Grumbling, brooding electronic effects ooze attitude. Mellotron choir strikes up followed by a lonesome lead line. All we need is a sequence to complete the picture and sure enough, in the wake of sonic blasts, more tron and a superb mournful lead line, those slow deep echoing pulses arrive. The sequence increases in pace, a second one is added and in quick time we are belting along in a wonderful mid seventies style paradise. A staccato lead line and driving rhythm are deployed and the hairs on the back of my neck stand on end- this is awesome stuff! The sequences, Mellotron, rhythm and various lead lines all take their turns to come and go, morphing as they do so, creating an ever changing pattern, each mini section sounding even better than the last. Some 'retro' musicians are OK at sequences and other have a feel for melody; Peter seems to have a gift for both. I couldn't believe it when the twenty-one minute track had come to an end; surely I had only been listening to it for a fraction of that time.

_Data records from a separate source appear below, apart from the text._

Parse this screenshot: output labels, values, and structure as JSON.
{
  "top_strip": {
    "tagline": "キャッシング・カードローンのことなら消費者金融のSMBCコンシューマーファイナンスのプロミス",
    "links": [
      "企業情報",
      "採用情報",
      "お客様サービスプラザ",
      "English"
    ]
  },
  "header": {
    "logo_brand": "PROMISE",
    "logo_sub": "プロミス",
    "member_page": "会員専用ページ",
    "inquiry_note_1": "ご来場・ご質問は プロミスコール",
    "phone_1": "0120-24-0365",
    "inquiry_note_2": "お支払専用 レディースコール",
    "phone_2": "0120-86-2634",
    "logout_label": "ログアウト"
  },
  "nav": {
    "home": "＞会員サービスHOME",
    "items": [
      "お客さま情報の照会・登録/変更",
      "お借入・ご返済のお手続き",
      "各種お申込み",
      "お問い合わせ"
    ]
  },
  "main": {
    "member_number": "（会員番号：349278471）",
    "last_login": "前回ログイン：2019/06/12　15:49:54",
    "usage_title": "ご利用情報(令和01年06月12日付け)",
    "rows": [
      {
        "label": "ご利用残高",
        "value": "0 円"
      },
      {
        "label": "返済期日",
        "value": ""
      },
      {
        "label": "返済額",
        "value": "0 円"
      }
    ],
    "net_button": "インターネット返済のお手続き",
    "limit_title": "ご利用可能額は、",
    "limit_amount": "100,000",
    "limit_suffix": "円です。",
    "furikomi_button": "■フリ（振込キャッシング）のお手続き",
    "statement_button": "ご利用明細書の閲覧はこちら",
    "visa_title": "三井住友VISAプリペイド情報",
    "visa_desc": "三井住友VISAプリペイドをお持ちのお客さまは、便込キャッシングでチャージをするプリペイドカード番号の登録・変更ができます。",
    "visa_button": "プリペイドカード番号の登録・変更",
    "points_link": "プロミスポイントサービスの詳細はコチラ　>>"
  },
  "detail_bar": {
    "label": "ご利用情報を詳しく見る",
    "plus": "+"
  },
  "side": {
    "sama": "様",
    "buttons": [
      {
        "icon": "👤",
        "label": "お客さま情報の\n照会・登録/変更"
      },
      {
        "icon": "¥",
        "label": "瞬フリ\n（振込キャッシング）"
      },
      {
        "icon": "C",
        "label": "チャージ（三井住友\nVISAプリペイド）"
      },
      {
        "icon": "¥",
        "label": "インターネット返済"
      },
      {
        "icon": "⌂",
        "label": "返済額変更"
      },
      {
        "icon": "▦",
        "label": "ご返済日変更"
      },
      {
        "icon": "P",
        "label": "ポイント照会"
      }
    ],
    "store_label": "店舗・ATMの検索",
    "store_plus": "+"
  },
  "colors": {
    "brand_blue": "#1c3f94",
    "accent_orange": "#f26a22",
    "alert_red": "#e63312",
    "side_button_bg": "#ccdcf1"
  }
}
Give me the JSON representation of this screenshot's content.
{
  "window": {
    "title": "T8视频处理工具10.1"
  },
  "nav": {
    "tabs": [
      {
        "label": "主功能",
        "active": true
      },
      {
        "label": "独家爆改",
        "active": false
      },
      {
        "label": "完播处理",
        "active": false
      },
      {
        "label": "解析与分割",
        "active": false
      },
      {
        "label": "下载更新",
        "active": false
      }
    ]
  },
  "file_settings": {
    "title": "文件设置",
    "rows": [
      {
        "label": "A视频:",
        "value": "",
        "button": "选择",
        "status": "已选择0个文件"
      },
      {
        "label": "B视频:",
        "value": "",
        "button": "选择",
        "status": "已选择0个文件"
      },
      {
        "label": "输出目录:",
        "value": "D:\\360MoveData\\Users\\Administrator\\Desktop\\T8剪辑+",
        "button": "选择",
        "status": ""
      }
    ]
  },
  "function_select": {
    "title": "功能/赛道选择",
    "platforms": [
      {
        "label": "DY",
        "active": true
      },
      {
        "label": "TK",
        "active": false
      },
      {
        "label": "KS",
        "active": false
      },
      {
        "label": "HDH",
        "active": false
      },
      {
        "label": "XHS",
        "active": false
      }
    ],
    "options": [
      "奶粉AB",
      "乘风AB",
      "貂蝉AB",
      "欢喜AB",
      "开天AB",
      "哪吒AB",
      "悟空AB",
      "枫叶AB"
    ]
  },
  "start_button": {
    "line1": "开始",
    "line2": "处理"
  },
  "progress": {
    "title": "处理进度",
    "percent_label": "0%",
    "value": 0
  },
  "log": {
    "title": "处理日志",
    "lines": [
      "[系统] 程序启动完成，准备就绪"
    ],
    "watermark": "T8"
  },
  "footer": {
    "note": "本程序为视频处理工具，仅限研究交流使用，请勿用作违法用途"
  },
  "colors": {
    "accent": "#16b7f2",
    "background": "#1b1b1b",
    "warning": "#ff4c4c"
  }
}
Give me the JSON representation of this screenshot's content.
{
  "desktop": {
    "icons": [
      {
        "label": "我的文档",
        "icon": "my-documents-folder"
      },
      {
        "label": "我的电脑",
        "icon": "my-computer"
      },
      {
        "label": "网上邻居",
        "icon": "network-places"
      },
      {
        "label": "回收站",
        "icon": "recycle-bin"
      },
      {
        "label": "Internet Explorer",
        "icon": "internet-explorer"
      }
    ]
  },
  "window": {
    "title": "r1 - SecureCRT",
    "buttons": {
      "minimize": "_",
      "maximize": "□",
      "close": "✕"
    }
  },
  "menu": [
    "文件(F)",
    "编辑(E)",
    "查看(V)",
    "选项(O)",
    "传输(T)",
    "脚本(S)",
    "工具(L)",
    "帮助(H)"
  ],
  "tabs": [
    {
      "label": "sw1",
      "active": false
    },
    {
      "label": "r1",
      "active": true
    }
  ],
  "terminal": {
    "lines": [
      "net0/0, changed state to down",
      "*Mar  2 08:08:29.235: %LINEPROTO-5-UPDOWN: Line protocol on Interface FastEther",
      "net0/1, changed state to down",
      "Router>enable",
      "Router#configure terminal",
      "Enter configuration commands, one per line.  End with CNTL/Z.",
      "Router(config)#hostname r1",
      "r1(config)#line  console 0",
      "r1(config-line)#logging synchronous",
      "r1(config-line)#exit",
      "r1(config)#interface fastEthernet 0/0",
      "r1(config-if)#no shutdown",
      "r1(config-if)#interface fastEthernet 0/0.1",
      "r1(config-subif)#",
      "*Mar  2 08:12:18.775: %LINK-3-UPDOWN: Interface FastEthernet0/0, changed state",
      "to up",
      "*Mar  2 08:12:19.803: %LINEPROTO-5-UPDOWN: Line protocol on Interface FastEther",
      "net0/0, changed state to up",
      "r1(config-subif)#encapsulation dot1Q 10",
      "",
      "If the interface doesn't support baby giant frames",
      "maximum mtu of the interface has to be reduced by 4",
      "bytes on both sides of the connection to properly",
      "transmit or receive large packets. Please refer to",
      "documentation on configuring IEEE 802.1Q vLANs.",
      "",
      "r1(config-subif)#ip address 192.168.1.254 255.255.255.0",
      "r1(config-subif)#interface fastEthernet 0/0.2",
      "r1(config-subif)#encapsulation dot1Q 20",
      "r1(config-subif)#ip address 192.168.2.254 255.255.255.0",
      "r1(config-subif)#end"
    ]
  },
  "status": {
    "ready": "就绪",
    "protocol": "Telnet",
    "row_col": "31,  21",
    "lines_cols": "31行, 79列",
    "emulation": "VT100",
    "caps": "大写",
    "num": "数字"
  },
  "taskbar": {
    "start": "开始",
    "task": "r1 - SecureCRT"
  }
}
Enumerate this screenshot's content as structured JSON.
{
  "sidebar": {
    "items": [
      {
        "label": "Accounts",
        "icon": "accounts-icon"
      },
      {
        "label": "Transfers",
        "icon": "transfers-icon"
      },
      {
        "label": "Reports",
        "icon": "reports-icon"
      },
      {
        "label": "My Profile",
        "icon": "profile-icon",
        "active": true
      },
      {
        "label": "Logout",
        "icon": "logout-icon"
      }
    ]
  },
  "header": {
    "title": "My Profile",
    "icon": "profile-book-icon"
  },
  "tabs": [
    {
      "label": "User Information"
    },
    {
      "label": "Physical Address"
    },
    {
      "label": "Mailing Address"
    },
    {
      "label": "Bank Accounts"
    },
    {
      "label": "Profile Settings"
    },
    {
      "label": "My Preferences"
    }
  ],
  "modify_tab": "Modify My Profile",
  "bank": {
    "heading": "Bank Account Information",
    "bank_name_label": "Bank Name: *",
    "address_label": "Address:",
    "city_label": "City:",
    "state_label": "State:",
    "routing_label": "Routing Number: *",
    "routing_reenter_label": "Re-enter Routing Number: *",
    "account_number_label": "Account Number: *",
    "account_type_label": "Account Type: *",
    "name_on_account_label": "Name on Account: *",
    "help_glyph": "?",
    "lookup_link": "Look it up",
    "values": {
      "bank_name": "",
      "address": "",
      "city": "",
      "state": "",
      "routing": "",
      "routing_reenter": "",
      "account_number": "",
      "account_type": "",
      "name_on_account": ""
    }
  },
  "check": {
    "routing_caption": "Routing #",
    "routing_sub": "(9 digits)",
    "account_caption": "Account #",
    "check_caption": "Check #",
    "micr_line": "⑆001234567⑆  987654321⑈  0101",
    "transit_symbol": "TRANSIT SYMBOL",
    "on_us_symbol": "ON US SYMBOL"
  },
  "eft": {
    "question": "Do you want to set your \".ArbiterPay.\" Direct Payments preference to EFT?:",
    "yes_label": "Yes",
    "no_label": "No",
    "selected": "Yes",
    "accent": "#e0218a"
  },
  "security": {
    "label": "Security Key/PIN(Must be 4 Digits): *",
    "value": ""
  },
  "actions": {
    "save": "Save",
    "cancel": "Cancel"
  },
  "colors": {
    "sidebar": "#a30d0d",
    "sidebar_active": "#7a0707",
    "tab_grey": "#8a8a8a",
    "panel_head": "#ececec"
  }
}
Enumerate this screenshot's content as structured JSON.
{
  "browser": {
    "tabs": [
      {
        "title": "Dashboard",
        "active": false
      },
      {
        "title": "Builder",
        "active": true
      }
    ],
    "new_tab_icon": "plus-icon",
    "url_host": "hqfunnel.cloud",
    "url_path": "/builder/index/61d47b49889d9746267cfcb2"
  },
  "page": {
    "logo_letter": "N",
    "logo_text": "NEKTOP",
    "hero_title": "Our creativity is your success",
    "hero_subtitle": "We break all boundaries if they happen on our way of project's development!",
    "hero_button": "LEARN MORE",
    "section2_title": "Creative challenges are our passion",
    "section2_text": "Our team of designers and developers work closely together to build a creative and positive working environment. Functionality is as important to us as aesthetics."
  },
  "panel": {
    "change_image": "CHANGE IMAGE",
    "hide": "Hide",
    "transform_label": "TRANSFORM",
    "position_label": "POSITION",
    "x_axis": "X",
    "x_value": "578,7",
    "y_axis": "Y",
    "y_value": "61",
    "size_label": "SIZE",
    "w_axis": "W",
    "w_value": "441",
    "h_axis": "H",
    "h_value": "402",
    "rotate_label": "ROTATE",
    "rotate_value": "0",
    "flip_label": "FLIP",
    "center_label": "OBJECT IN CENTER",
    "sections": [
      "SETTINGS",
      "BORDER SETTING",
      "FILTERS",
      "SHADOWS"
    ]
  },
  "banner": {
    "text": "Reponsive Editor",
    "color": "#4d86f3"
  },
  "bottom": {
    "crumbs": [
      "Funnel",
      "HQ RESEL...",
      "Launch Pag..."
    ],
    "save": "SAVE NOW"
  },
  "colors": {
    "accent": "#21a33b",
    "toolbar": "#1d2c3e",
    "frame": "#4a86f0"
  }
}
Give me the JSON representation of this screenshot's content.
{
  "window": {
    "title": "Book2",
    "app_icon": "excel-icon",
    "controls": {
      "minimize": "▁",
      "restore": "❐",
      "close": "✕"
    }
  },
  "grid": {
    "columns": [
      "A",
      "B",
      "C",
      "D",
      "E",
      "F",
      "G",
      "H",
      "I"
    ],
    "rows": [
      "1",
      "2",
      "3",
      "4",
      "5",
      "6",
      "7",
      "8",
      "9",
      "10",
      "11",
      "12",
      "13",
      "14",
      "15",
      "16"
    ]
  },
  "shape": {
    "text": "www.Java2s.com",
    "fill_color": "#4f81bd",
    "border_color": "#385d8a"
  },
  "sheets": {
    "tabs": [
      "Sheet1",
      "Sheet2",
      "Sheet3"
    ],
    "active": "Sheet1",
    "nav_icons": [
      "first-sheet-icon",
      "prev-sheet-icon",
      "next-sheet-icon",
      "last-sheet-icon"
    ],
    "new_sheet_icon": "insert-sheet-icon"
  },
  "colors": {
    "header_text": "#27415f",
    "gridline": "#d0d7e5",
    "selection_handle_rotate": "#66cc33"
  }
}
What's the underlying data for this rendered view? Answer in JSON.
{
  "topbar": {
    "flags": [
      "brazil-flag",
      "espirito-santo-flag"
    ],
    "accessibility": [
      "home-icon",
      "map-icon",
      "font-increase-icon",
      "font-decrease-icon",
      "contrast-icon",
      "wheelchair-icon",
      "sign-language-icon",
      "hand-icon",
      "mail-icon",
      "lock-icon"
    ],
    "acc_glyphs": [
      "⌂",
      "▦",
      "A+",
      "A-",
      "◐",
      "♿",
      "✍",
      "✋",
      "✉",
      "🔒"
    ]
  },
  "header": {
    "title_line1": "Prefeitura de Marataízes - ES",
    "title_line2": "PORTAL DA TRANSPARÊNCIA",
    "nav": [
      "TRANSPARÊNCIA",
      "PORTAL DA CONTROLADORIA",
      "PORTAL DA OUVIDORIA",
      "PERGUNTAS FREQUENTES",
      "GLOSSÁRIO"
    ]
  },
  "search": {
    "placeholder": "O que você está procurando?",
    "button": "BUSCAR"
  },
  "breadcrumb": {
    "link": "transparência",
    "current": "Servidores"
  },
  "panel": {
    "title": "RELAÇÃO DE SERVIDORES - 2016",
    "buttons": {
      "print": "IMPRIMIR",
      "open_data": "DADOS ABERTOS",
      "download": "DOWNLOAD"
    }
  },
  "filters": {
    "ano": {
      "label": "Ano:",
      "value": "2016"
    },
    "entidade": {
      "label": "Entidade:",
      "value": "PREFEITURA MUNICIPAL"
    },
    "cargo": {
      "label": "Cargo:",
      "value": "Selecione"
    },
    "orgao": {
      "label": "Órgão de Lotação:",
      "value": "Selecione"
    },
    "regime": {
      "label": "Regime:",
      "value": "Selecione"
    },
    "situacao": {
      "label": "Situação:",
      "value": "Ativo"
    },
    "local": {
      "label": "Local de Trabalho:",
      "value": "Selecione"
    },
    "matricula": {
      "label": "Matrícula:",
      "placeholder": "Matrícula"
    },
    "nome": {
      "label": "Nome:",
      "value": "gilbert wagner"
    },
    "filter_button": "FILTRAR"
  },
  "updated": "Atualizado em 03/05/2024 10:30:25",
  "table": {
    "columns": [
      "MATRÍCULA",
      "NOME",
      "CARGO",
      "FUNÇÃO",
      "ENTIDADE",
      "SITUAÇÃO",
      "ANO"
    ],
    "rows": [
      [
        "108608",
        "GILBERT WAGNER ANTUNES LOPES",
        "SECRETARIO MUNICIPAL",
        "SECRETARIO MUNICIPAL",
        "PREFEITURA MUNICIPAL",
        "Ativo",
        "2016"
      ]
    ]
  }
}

More mellotron and 'Ricochet' type sounds greet us for 'Part 2'. When the sequence arrives it is at least as impressive as the previous examples: deep, powerful and with a certain 'attitude'. This is perfectly complimented by steady but forceful drums around which the sequence gains even greater oomph. We follow a similar pattern to the first track when a second more melodic sequence comes in. Again Peter acts as the master conductor in wielding each element perfectly so that the excitement is retained throughout. There is no setting a sequencer going and coming back to it ten minutes here.
We get a rather 'Encore' feel to the beginning of 'Part 3' though the sequence could have come from a couple of years later- but what a sequence! It belts along at quite a rate, hitting the spot perfectly. An excellent bass throb is deployed at just the right time to give added depth. In the thirteenth minute we descend to almost pure Mellotron in isolation but then of course the sequences then rhythms re-emerge with added vigor, as does a scything lead.

If you like your Berlin School this is a real must buy.